4 October 1843 – Alan Mair
Meet our second octogenarian of the year, Alan Mair who was done for murder on this day in 1843.
Unlike Salem Witch Trial victim Giles Corey, today’s subject was truly abusive by all accounts. His name was Alan Mair and it was his violent temper that landed him in a whole heap of trouble north of the border. For this man in the twilight of his life had committed murder.
What a Mair
Mair shared his home with common-law wife Mary Fletcher who was a year older than him at 85. But unlike Mair, Fletcher was poorly – unable to walk very well or stand up straight, Fletcher was pretty much dependent on Mair for everything. And it turned out he had come to hate her and often wished her dead.
And that fatal wish came true soon enough. Or maybe it wasn’t a moment too soon for our long-suffering victim.
Witnesses were to come forward later and state that he would often starve Fletcher and keep food under lock and key, according to National Library of Scotland, which has reproduced salacious reports written at the time of the case.

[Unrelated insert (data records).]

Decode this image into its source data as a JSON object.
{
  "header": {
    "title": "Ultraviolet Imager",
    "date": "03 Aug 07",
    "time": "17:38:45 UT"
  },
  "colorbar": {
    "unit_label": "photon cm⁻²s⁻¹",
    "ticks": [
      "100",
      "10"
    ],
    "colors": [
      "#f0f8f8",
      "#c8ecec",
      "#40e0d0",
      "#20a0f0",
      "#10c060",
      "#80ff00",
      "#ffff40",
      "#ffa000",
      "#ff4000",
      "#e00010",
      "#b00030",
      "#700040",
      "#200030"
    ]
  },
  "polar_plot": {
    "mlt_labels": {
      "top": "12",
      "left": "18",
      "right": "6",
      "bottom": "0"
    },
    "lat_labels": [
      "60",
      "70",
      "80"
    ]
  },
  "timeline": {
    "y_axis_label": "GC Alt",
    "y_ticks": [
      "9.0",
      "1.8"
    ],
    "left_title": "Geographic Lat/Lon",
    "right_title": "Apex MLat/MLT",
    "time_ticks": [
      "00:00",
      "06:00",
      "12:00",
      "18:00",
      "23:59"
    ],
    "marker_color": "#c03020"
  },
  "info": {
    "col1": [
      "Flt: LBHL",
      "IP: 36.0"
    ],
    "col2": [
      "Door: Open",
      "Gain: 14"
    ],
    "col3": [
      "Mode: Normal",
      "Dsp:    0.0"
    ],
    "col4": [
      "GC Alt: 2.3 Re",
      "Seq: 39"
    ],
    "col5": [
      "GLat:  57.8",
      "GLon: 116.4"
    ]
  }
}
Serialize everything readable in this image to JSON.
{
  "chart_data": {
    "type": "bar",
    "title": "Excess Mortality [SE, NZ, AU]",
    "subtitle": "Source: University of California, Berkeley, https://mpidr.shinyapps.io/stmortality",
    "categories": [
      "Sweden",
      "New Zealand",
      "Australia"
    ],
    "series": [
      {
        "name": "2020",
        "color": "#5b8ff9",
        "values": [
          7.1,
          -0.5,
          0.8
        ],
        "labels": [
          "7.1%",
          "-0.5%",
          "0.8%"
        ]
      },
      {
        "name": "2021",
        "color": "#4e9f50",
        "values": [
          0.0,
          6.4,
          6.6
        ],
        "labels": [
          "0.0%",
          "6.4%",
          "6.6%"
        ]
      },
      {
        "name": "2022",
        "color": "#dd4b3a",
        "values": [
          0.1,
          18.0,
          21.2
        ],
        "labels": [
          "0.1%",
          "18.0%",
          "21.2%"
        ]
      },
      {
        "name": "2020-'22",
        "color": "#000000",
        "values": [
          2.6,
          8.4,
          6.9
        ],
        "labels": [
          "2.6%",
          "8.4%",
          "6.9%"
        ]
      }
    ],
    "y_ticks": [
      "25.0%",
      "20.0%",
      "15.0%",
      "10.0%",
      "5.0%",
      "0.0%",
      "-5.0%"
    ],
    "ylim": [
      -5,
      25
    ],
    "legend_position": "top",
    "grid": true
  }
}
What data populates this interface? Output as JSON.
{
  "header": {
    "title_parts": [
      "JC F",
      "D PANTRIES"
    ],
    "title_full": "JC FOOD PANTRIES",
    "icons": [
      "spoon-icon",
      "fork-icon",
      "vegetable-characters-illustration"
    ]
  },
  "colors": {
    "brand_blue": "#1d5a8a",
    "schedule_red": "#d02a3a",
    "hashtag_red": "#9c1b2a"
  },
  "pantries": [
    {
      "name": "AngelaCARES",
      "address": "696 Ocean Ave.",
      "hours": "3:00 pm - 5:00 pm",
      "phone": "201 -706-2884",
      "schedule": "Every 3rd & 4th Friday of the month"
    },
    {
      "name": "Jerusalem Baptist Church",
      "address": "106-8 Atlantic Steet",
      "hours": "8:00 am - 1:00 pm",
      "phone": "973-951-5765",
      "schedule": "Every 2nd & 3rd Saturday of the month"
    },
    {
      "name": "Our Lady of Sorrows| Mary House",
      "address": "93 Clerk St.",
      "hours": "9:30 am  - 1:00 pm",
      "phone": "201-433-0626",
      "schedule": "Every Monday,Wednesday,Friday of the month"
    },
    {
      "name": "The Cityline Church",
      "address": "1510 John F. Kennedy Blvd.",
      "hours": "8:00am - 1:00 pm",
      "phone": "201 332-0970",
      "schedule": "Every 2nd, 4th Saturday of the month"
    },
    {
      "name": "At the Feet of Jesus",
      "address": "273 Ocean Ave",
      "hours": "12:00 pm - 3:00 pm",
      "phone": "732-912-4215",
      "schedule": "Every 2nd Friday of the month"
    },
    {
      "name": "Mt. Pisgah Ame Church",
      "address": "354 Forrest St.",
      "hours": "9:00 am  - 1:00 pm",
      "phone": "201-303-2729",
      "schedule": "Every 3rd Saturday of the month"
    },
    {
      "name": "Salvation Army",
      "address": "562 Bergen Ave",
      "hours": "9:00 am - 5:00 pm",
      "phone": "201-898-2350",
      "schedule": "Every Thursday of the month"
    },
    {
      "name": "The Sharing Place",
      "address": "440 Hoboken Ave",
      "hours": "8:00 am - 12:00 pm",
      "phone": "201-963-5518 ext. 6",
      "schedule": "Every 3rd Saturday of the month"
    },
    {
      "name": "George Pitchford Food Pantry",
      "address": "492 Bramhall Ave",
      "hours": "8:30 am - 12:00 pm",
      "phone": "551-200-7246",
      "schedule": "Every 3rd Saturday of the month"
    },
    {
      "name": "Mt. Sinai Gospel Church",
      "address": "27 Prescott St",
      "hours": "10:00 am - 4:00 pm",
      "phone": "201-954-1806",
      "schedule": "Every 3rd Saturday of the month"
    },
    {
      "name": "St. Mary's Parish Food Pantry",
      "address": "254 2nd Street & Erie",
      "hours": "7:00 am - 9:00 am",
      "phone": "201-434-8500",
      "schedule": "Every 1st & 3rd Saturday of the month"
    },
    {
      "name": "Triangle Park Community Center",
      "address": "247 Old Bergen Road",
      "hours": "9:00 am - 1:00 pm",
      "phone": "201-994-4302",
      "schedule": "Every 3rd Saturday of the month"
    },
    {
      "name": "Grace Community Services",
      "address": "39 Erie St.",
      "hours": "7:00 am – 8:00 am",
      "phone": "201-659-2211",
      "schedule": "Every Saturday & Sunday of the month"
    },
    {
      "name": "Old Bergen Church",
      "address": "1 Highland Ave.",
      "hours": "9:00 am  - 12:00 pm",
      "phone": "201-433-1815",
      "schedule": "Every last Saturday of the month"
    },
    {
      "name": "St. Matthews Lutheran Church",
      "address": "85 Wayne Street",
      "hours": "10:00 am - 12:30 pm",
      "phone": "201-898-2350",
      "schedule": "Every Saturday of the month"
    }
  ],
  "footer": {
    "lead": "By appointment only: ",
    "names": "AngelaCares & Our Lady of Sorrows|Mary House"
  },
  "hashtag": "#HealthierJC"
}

Things came to a head when the accused apparently beat Fletcher bloody. A witness saw her in her bruised state having heard the commotion and found her and the bed bloodied. Naturally the police were called, but it was too late. The case had morphed from one of GBH to murder and the prime suspect was Mair himself.
Perish the thought
He was found guilty of murder and sent down to await the date when his penalty would be carried out. But that didn’t stop him trying to take control of his end date. Mair went on a hunger strike, but eventually caved in. And when the word came through that his appeal had been rejected, he steeled himself for the inevitable.
The old man was hanged in Stirling apparently following a few brief struggles as he swung to his death.